We've spent the last 80 years (ostensibly) talking about how great representative government is, then we let people own a majority of voting shares so that they can run companies like dictatorships. I've worked at a company that could have remained more competitive (and done a better job of maintaining software that is critical to human life) if there had been more uptake of ideas from workers instead of simply trying to make shareholders happy.
number6
Strange that economic power is still handed down the generations like political was in the days of kings
blackeyeblitzar
> We've spent the last 80 years (ostensibly) talking about how great representative government is, then we let people own a majority of voting shares so that they can run companies like dictatorships.
I think it’s basically admitting that the right dictator, if they are there based on merit, can really perform better than someone who wins by their skill at campaigning. Forget voting shares - even when a single person doesn’t have that amount of control, you have a small board elected by shareholders who is essentially electing a dictator.
Personally I think most companies would do far worse if rank and file employees selected the CEO. But I haven’t thought much about it. Curious what ideas HN has on this aspect.
lenerdenator
I don't see it much of an admission of anything, personally.
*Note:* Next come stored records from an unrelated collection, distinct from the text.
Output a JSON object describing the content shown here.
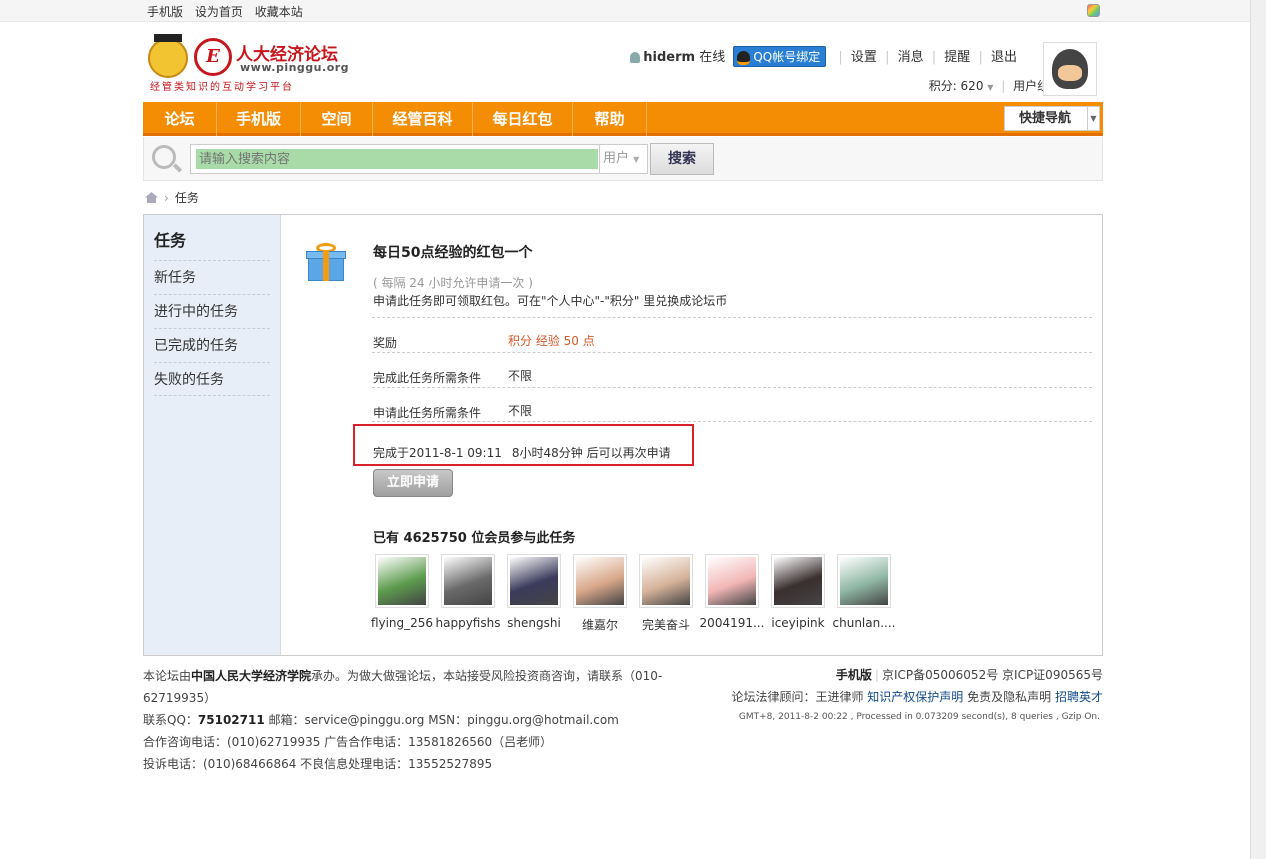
{
  "topbar": {
    "links": [
      "手机版",
      "设为首页",
      "收藏本站"
    ]
  },
  "logo": {
    "emblem": "E",
    "name": "人大经济论坛",
    "url": "www.pinggu.org",
    "slogan": "经管类知识的互动学习平台"
  },
  "user": {
    "name": "hiderm",
    "status": "在线",
    "qq_bind": "QQ帐号绑定",
    "links": [
      "设置",
      "消息",
      "提醒",
      "退出"
    ],
    "credits_label": "积分: 620",
    "group_label": "用户组: 副教授"
  },
  "nav": {
    "items": [
      "论坛",
      "手机版",
      "空间",
      "经管百科",
      "每日红包",
      "帮助"
    ],
    "quick_nav": "快捷导航"
  },
  "search": {
    "placeholder": "请输入搜索内容",
    "type": "用户",
    "button": "搜索"
  },
  "breadcrumb": {
    "current": "任务"
  },
  "sidebar": {
    "title": "任务",
    "items": [
      "新任务",
      "进行中的任务",
      "已完成的任务",
      "失败的任务"
    ]
  },
  "task": {
    "title": "每日50点经验的红包一个",
    "interval": "( 每隔  24  小时允许申请一次  )",
    "description": "申请此任务即可领取红包。可在\"个人中心\"-\"积分\" 里兑换成论坛币",
    "rows": [
      {
        "key": "奖励",
        "value": "积分  经验  50 点"
      },
      {
        "key": "完成此任务所需条件",
        "value": "不限"
      },
      {
        "key": "申请此任务所需条件",
        "value": "不限"
      }
    ],
    "completed": "完成于2011-8-1 09:11",
    "reapply": "8小时48分钟  后可以再次申请",
    "apply_button": "立即申请",
    "participants": "已有  4625750 位会员参与此任务",
    "members": [
      {
        "name": "flying_256",
        "color": "#5d9c4e"
      },
      {
        "name": "happyfishs",
        "color": "#6a6a6a"
      },
      {
        "name": "shengshi",
        "color": "#3b3b5c"
      },
      {
        "name": "维嘉尔",
        "color": "#d9a88a"
      },
      {
        "name": "完美奋斗",
        "color": "#d6b39a"
      },
      {
        "name": "2004191...",
        "color": "#f2b6b6"
      },
      {
        "name": "iceyipink",
        "color": "#3a2f2f"
      },
      {
        "name": "chunlan....",
        "color": "#8fb6a4"
      }
    ]
  },
  "footer": {
    "left": [
      {
        "pre": "本论坛由",
        "bold": "中国人民大学经济学院",
        "post": "承办。为做大做强论坛，本站接受风险投资商咨询，请联系（010-62719935）"
      },
      {
        "pre": "联系QQ：",
        "bold": "75102711",
        "post": " 邮箱：service@pinggu.org MSN：pinggu.org@hotmail.com"
      },
      {
        "pre": "合作咨询电话：(010)62719935 广告合作电话：13581826560（吕老师）",
        "bold": "",
        "post": ""
      },
      {
        "pre": "投诉电话：(010)68466864 不良信息处理电话：13552527895",
        "bold": "",
        "post": ""
      }
    ],
    "mobile": "手机版",
    "icp1": "京ICP备05006052号",
    "icp2": "京ICP证090565号",
    "legal": "论坛法律顾问：王进律师",
    "ip_statement": "知识产权保护声明",
    "disclaimer": "免责及隐私声明",
    "jobs": "招聘英才",
    "stats": "GMT+8, 2011-8-2 00:22 , Processed in 0.073209 second(s), 8 queries , Gzip On."
  }
}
The admission would have had to come as an answer to a question that was never asked. To me, it's more of a way to keep the ruling class in place. It used to be done through government, now it's done through corporations.
And honestly, the corporation is a far more attractive model if you're in that racket. Rioters don't burn down corporate HQs, they burn down police stations. Public sector pay sucks. The corruption would be far too obvious... well, it would have been until relatively recently.
benxh
To prove you right, you can read up on the incredible giga-brained countrywide experiments by Kardelj in Socialist Yugoslavia [0]. The result being a country where no-one wanted to work, and everyone had a great standard of living (while the IMF didn't call in its loans). And then the entire country collapsed all at once under the accumulated mismanagement.
[0] - https://en.wikipedia.org/wiki/Workers%27_self-management#Yug...
siva7
I'm saddened to tell you fellow hackers here that the real world will be more like: "Replace your knowledge worker with an LLM" ordered by your CEO.
tbrake
I feel most bad for the other frogs in roles whose pots haven't even been put on the AI stovetop yet. I have general feeling they feel they're safe.
Looking at you specifically, Project/Program managers with little output other than attending meetings and asking for status updates and futzing with JIRA to get reports.
The dev frogs might not even be finished boiling before you notice your steam.
kerblang
Yet again HN gets weird with highly contradictory popular posts trending simultaneously
https://news.ycombinator.com/item?id=42923870 "A computer can never be held accountable"
coreyh14444
I'm mostly curious about the decision to do fine-tuning here instead of synthesizing a good system message, maybe a RAG setup with access to the slack database, etc. I tried fine-tuning on a content generation case when GPT 4 first came out and we had much better results without it. Also, you don't get the benefit of upgrading to new models when they are released.
empath75
I think you're putting way too much thought into what is basically a comedy bit.
bawana
imagine the share price jump when the first corp announces this!
null
Unfortunately our CEO at a 5000 person company that heavily uses Slack, still hasn't activated their Slack account, so I don't have much to finetune the bot on.